The Great Cemetery Hunt
When I was in college, my overly morose friends and I would make frequent trips to the cemeteries in southern Indiana to wander the soundless rows and contemplate our inevitable demise. We would pack a picnic and a few trinkets that would act as awards for the person with the strangest name, the person who lived the longest, the person with the most spouses, and the monument with the biggest ego.
Though my wardrobe has gotten decidedly brighter, I still make regular visits to graveyards without any food or trinkets (though I do still look for the noteworthy deceased). My mother taught me the appreciation for cemeteries, dragging my brothers and me out to tiny family resting places, raking through long grass and woods to find disheveled clusters of headstones. As soon as I arrived in Maine, my mother insisted that we go to South Berwick to have a look at the Old Fields cemetery.

One of the notables buried there is Mehitable Goodwin, a captive of a local Native American tribe.
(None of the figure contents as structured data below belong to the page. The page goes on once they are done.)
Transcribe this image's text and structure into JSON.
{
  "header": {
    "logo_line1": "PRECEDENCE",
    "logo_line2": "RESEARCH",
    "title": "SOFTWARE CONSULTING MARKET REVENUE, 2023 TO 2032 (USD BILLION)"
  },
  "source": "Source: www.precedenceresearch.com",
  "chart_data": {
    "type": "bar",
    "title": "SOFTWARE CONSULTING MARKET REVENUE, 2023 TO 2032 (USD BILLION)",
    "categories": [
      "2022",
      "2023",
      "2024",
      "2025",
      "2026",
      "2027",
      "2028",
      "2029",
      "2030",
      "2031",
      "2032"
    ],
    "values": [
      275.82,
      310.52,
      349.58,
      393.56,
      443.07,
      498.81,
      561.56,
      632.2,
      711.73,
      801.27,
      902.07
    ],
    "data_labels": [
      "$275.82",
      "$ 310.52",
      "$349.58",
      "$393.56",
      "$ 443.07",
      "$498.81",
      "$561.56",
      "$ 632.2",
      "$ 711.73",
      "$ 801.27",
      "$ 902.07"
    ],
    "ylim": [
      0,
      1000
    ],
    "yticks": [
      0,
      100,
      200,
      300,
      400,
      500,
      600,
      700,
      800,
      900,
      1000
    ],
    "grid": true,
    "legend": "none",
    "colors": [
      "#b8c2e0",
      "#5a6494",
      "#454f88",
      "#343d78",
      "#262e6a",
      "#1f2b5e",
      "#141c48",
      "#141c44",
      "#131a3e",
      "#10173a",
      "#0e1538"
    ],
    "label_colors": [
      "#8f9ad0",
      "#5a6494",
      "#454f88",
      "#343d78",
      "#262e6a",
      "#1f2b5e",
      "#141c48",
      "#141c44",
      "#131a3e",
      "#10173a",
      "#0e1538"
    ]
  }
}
There is a terrible tale found in Cotton Mather's Magnalia Christi Americana about the death of Mehitable's five month old infant on the journey, whose body was hanged by the forked bough of a tree so that "she might have the comfort of seeing it again if ever they came that way." She was bounced around to several groups through battle and trade, settling with one tribe in Canada for five years before being returned to her husband and home.
The cemetery is beautiful, the graves strewn about over a rolling hill that cuts down to the Leighs Mill Pond. Most of the headstones are so old that they are made of slate instead of granite and many of them actually have the death's head symbol on them which would have definitely won some kind of an award back in my goth days.